I racconti di Cultura & Culture.
Silvia, prima di svegliarsi, sentì il suono del mare infrangersi contro la costa. Le onde erano impetuose e forti, proprio come le emozioni provate da sempre. Rabbia e gelosia bussavano quotidianamente sin da bambina alla sua porta ma lei cercava invano di tenerle a bada. Non ci riusciva. Le ingiustizie subite, vere o presunte, pesavano sul suo cuore come un macigno. Non che le persone verso cui provava collera erano cattive per natura, ma forse erano solo indelicate, insensibili, con poco tatto. Accidenti a lei. Continuava imperterrita a giustificarle, oggi come ieri. Eppure le avevano fatto tanto male, prendendosi la briga di umiliarla e metterla a disagio. Silvia era una psicologa di successo, si era sposata giovanissima, eppure – nonostante fosse rimasta incinta subito – era riuscita a terminare gli studi, laureandosi nei tempi. Aveva coraggio da vendere e una forza d’animo che le permetteva di superare le sfide più difficili, tuttavia per quanto impegno ci mettesse e, nonostante avesse lavorato su se stessa per anni, non riusciva a costruire con suo padre un buon rapporto. Lui, malato di Alzheimer, viveva da anni in una clinica. Silvia cercava di provare per quel genitore, così assente e insensibile, un misto di amore e gratitudine. Tentava. Si forzava.

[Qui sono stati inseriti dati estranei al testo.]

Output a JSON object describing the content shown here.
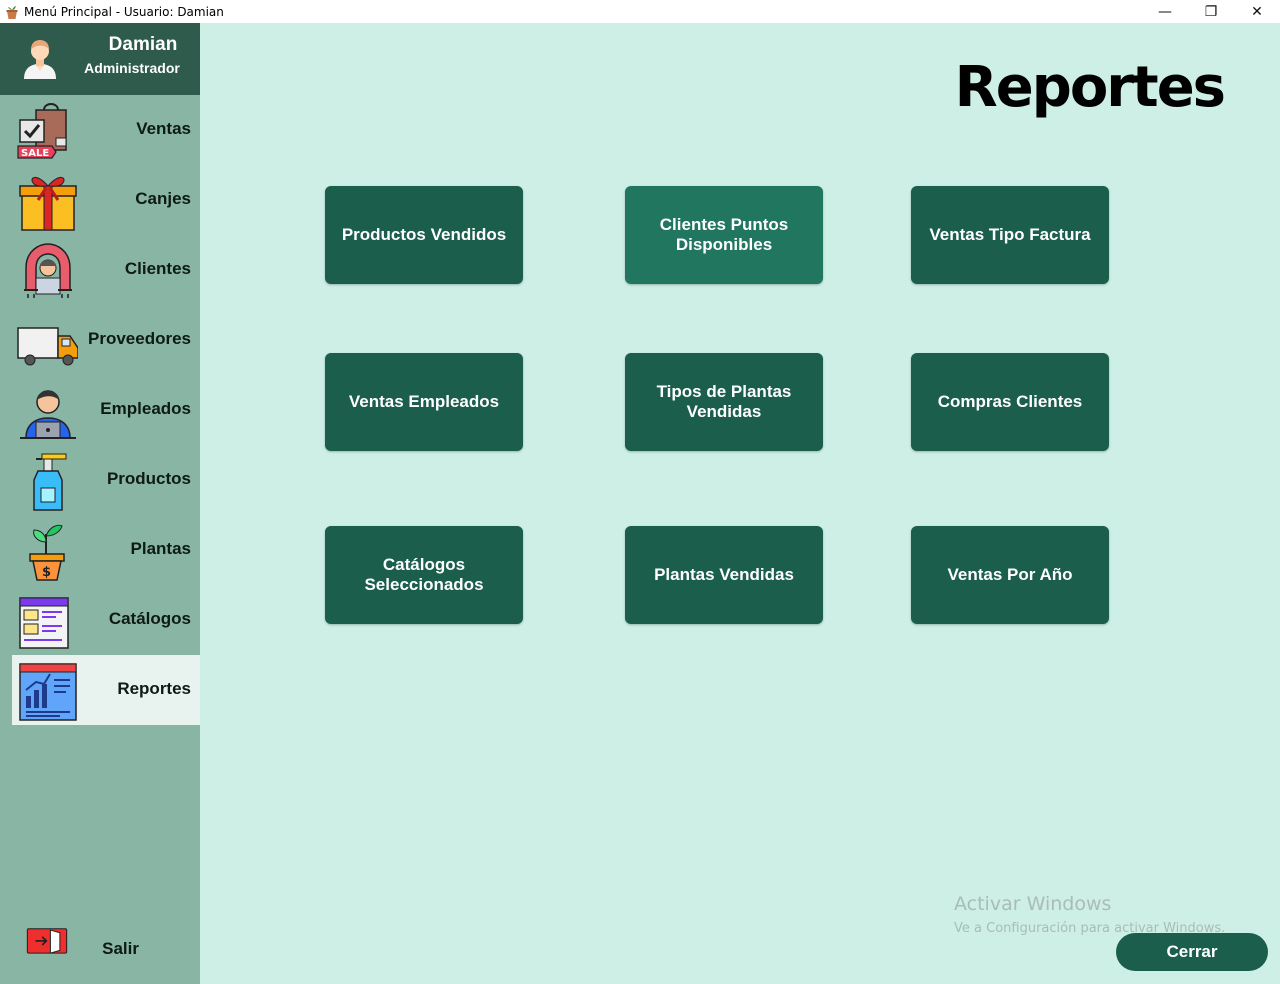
{
  "window": {
    "title": "Menú Principal - Usuario: Damian",
    "controls": {
      "minimize": "—",
      "restore": "❐",
      "close": "✕"
    }
  },
  "user": {
    "name": "Damian",
    "role": "Administrador"
  },
  "sidebar": {
    "items": [
      {
        "label": "Ventas",
        "icon": "sale-bag-icon"
      },
      {
        "label": "Canjes",
        "icon": "gift-icon"
      },
      {
        "label": "Clientes",
        "icon": "customer-icon"
      },
      {
        "label": "Proveedores",
        "icon": "truck-icon"
      },
      {
        "label": "Empleados",
        "icon": "employee-icon"
      },
      {
        "label": "Productos",
        "icon": "spray-bottle-icon"
      },
      {
        "label": "Plantas",
        "icon": "plant-pot-icon"
      },
      {
        "label": "Catálogos",
        "icon": "catalog-icon"
      },
      {
        "label": "Reportes",
        "icon": "report-icon",
        "active": true
      }
    ],
    "logout": {
      "label": "Salir",
      "icon": "exit-door-icon"
    }
  },
  "main": {
    "title": "Reportes",
    "reports": [
      {
        "label": "Productos Vendidos"
      },
      {
        "label": "Clientes Puntos Disponibles"
      },
      {
        "label": "Ventas Tipo Factura"
      },
      {
        "label": "Ventas Empleados"
      },
      {
        "label": "Tipos de Plantas Vendidas"
      },
      {
        "label": "Compras Clientes"
      },
      {
        "label": "Catálogos Seleccionados"
      },
      {
        "label": "Plantas Vendidas"
      },
      {
        "label": "Ventas Por Año"
      }
    ],
    "close_label": "Cerrar"
  },
  "watermark": {
    "title": "Activar Windows",
    "subtitle": "Ve a Configuración para activar Windows."
  },
  "colors": {
    "sidebar_bg": "#89b5a5",
    "user_panel_bg": "#2f5b4c",
    "main_bg": "#cdefe5",
    "button_bg": "#1a5e4b",
    "button_hover_bg": "#217660"
  }
}
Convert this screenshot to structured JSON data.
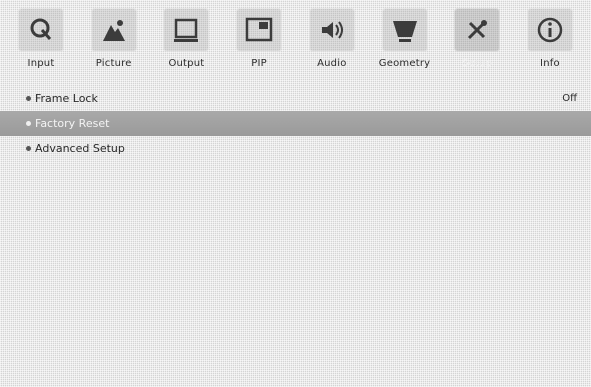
{
  "tabs": [
    {
      "label": "Input",
      "icon": "input-icon"
    },
    {
      "label": "Picture",
      "icon": "picture-icon"
    },
    {
      "label": "Output",
      "icon": "output-icon"
    },
    {
      "label": "PIP",
      "icon": "pip-icon"
    },
    {
      "label": "Audio",
      "icon": "audio-icon"
    },
    {
      "label": "Geometry",
      "icon": "geometry-icon"
    },
    {
      "label": "Setup",
      "icon": "setup-icon",
      "active": true
    },
    {
      "label": "Info",
      "icon": "info-icon"
    }
  ],
  "menu": {
    "items": [
      {
        "label": "Frame Lock",
        "value": "Off"
      },
      {
        "label": "Factory Reset",
        "value": "",
        "selected": true
      },
      {
        "label": "Advanced Setup",
        "value": ""
      }
    ]
  },
  "colors": {
    "background": "#d4d4d4",
    "selected_row": "#a3a3a3",
    "text": "#2a2a2a",
    "selected_text": "#f4f4f4"
  }
}
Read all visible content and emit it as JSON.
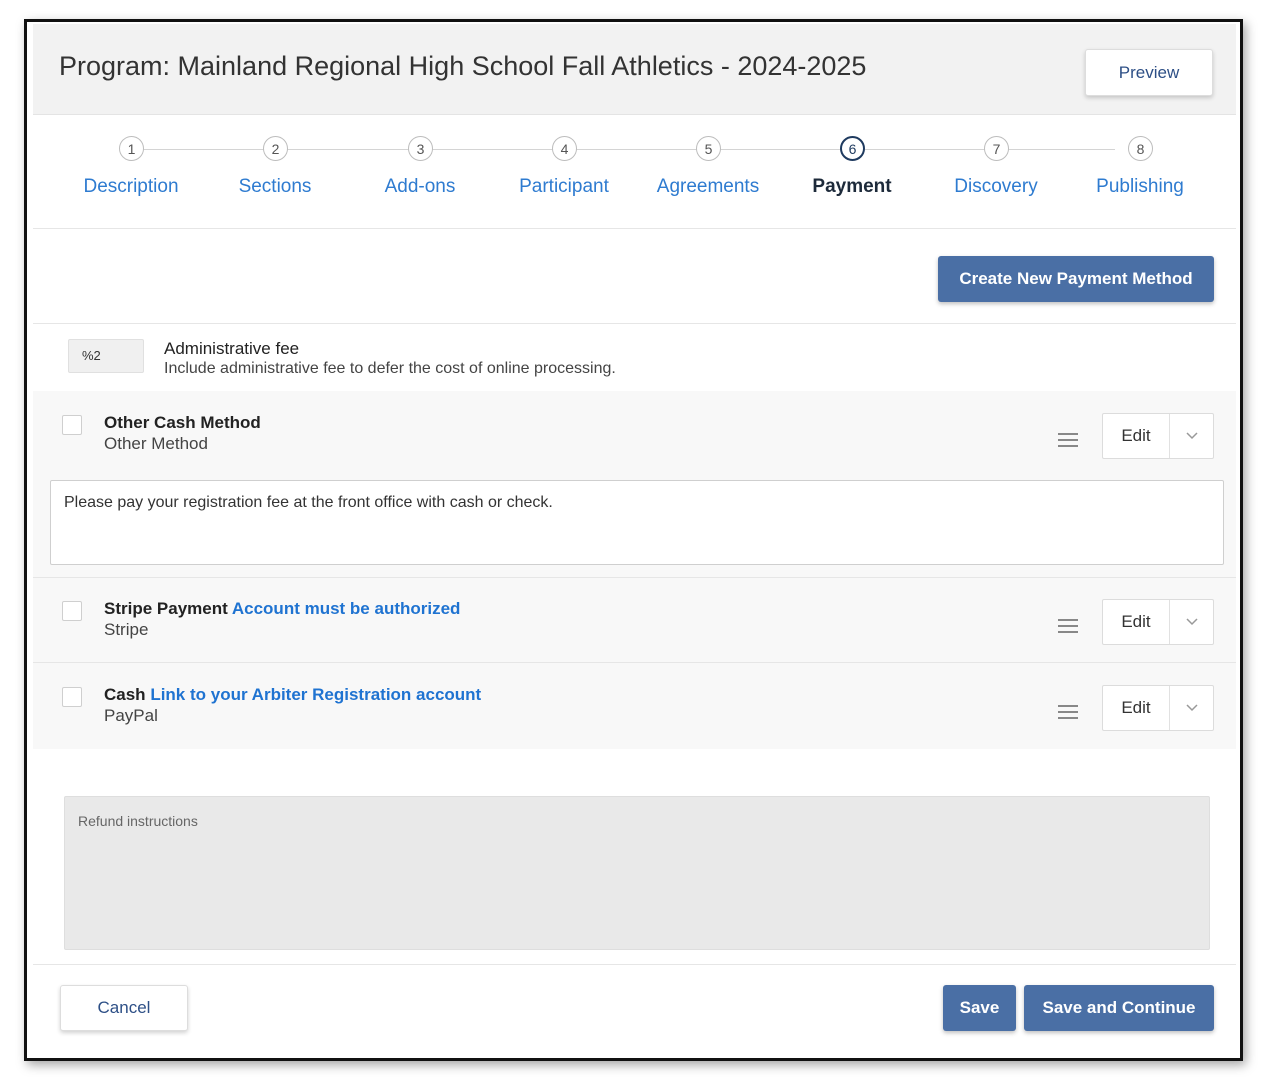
{
  "header": {
    "title": "Program: Mainland Regional High School Fall Athletics - 2024-2025",
    "preview_label": "Preview"
  },
  "steps": [
    {
      "number": "1",
      "label": "Description"
    },
    {
      "number": "2",
      "label": "Sections"
    },
    {
      "number": "3",
      "label": "Add-ons"
    },
    {
      "number": "4",
      "label": "Participant"
    },
    {
      "number": "5",
      "label": "Agreements"
    },
    {
      "number": "6",
      "label": "Payment"
    },
    {
      "number": "7",
      "label": "Discovery"
    },
    {
      "number": "8",
      "label": "Publishing"
    }
  ],
  "active_step": "Payment",
  "create_method_label": "Create New Payment Method",
  "admin_fee": {
    "value": "%2",
    "title": "Administrative fee",
    "description": "Include administrative fee to defer the cost of online processing."
  },
  "methods": [
    {
      "title": "Other Cash Method",
      "link": "",
      "subtitle": "Other Method",
      "edit_label": "Edit",
      "instructions": "Please pay your registration fee at the front office with cash or check."
    },
    {
      "title": "Stripe Payment",
      "link": "Account must be authorized",
      "subtitle": "Stripe",
      "edit_label": "Edit"
    },
    {
      "title": "Cash",
      "link": "Link to your Arbiter Registration account",
      "subtitle": "PayPal",
      "edit_label": "Edit"
    }
  ],
  "refund": {
    "placeholder": "Refund instructions"
  },
  "footer": {
    "cancel_label": "Cancel",
    "save_label": "Save",
    "save_continue_label": "Save and Continue"
  },
  "colors": {
    "primary_button": "#4a6fa5",
    "link": "#1f73d1",
    "step_link": "#2e7bd0",
    "active_step": "#1e3a5f"
  },
  "icons": [
    "drag-handle-icon",
    "chevron-down-icon"
  ]
}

Senza risultati però, perché quei sentimenti che classifichiamo come buoni non si possono inventare. O li provi oppure no. E lei non li provava. Forse un tempo, quando da bambina sperava di ricevere un po’ d’amore e faceva tutto quello che suo padre le diceva di fare, cercando di assecondarlo, di compiacerlo, di essere quel figlio maschio che lui tanto desiderava. Durante l’adolescenza si era allontanata di casa e non lo aveva più visto sino a quando la madre, cinque anni prima, non aveva bussato alla sua porta con una diagnosi di Alzheimer. «Che cosa vuoi che faccia, mamma? Che mi occupi di papà? Che lo assista? Non puoi chiedermi questo. Lo aiuterò, non temere, ma non sarò la sua badante!», rispose lei senza mezzi termini. La madre era malata da anni e non avrebbe potuto prendersi cura dell’uomo che era stato suo marito per cinquant’anni. Ormai le restava poco tempo da vivere. Silvia si era presa cura del padre e, come aveva promesso alla donna che l’aveva messa al mondo, andava in clinica tutti giorni anche quando non aveva troppo tempo a disposizione, e gli leggeva delle fiabe. Lui la guardava negli occhi e le chiedeva: «Chi sei?». «Sono tua figlia!», rispondeva lei. Poi quella mattina una sorpresa.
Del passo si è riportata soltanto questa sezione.